La nature morte de fruits posée dans les plis du tablier, caractéristique la plus remarquable et la plus exceptionnelle de cette peinture, ne se retrouve dans aucune des compositions ultérieures de Tournier. Contrairement aux peintures citées du Caravage, notre « Paysanne portant des fruits n’était certainement pas destinée à véhiculer un sens allégorique mais se voulait le simple portrait d’une paysanne. Comme tel, il semble être assez unique dans la peinture française et italienne de son époque, et il n’y avait certainement pas de marché défini pour de telles œuvres, car nous ne connaissons aucun tableau semblable par les contemporains de Tournier.
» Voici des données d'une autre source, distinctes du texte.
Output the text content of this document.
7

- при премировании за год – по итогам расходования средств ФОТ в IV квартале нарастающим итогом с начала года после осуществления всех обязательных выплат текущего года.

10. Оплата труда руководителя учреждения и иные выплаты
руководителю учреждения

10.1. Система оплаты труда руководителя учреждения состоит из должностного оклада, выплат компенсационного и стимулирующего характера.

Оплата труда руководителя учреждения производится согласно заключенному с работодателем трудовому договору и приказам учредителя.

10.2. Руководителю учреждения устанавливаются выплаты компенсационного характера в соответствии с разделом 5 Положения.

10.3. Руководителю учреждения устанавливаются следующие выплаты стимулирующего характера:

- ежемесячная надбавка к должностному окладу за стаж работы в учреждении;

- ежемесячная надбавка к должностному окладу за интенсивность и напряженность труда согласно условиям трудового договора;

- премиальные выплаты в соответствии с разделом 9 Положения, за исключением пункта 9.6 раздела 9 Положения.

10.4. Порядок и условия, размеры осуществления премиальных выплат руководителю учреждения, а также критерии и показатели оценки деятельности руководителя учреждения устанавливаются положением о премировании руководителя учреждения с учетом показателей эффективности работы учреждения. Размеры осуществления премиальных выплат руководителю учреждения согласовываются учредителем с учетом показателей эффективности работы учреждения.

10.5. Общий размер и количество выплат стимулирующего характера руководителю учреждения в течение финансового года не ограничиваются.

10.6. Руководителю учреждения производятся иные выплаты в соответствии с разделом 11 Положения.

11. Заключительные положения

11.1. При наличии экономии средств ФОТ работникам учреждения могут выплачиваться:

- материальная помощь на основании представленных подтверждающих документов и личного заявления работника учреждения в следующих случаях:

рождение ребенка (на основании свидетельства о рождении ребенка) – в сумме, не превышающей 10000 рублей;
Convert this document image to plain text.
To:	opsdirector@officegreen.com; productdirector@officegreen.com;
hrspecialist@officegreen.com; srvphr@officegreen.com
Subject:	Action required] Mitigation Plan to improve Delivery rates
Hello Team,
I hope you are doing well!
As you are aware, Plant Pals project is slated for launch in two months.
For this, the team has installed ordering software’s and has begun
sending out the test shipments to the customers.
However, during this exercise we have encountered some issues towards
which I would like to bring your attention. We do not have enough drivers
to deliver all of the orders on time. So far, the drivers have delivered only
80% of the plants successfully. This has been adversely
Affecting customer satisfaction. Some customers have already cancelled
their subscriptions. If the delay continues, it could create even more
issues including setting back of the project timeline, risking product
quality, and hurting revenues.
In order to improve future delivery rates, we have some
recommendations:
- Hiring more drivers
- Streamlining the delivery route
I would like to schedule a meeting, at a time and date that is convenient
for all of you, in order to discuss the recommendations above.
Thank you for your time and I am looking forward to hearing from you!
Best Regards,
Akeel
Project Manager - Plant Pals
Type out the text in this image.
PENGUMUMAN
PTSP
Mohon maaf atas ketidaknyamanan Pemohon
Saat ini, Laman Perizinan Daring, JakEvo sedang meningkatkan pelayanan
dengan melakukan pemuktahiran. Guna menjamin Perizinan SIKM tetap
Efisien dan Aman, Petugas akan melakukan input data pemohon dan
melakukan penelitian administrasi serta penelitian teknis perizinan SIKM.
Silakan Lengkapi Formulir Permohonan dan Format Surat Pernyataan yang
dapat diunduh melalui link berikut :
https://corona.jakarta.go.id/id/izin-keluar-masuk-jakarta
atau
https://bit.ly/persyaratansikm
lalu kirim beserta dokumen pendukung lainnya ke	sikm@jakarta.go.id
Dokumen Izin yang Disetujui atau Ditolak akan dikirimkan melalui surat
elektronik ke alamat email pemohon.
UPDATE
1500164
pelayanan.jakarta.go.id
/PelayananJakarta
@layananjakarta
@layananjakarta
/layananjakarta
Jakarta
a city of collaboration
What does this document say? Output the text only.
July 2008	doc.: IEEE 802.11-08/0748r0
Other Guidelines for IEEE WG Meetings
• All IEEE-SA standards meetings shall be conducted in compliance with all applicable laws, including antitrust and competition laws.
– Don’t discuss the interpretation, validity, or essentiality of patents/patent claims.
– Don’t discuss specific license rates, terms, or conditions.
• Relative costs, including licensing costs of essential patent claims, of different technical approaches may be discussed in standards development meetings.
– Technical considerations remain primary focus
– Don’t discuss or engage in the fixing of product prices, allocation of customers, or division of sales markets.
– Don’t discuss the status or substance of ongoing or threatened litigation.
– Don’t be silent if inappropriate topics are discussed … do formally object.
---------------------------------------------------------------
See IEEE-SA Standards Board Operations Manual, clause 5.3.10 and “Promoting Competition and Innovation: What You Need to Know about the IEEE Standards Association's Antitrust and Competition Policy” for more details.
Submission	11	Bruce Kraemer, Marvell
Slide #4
Il est permis de supposer que plutôt que de chercher à vendre cette peinture, Tournier a souhaité en faire un « tableau modèle » conçu pour montrer ses compétences techniques, et pour lequel il a utilisé les meilleurs matériaux, contribuant à l’extraordinaire état de préservation de la peinture. Il est peu probable que ce sujet ait cependant eu un grand attrait pour les collectionneurs de cette époque, bien que les peintures de musiciens et de joueurs de cartes de Tournier aient été populaires à son époque : La mode changea durant le siècle, vers un désintérêt pour le naturalisme caravagesque. D’ailleurs, lorsque le prince Pamphilij offrit à Louis XIV en 1665 son « Diseur de bonne aventure » de Caravage, Paul Fréart de Chantelou le rejeta comme une «mauvaise peinture, sans esprit et sans invention ». Caravage fut alors critiqué pour son incapacité présumée à représenter l’émotion humaine, les personnages de Poussin et de Lebrun étant perçues comme beaucoup plus proches de l’idéal. Notre « Paysanne portant des fruits » n’aurait en fait satisfait à aucun des critères essentiels que les partisans de l’approche académique considéraient comme les ingrédients nécessaires au grand art.
Dans les sujets profanes du Caravage et dans les œuvres de ses disciples, tels que Manfredi et Valentin, les femmes sont toujours vêtues de costumes très typés, « gitans », qui devaient en fait être extrêmement rares dans les rues de Rome. Georges de la Tour, qui n’a jamais été mentionné comme ayant été à Rome, mais dont on peut supposer qu’il y soit allé, habillait ses modèles féminins de costumes de fantaisie qui n’avaient que peu de ressemblance avec ce que les femmes portaient effectivement. C’est seulement dans le tableau de La Tour de nos jours au San Francisco Museum of Fine Arts que nous découvrons des figures en simple tenue quotidienne. Si les femmes du Caravage affichaient leurs charmes, les paysannes, telles que celle représentée dans notre peinture, bien que présente dans les rues de Rome, semblent apparemment avoir été invisibles pour les artistes qui, même s’ils s’inspiraient des aspects naturalistes du Caravage, étaient indifférents aux aspects plus banals de la vie quotidienne. Dans la « Paysanne portant des fruits », Tournier présente une image alternative et complémentaire aux personnages du Caravage; une image qui dans sa simplicité et sa modernité ouvre un nouvel horizon quant à la compréhension de la peinture au début du XVIIe siècle.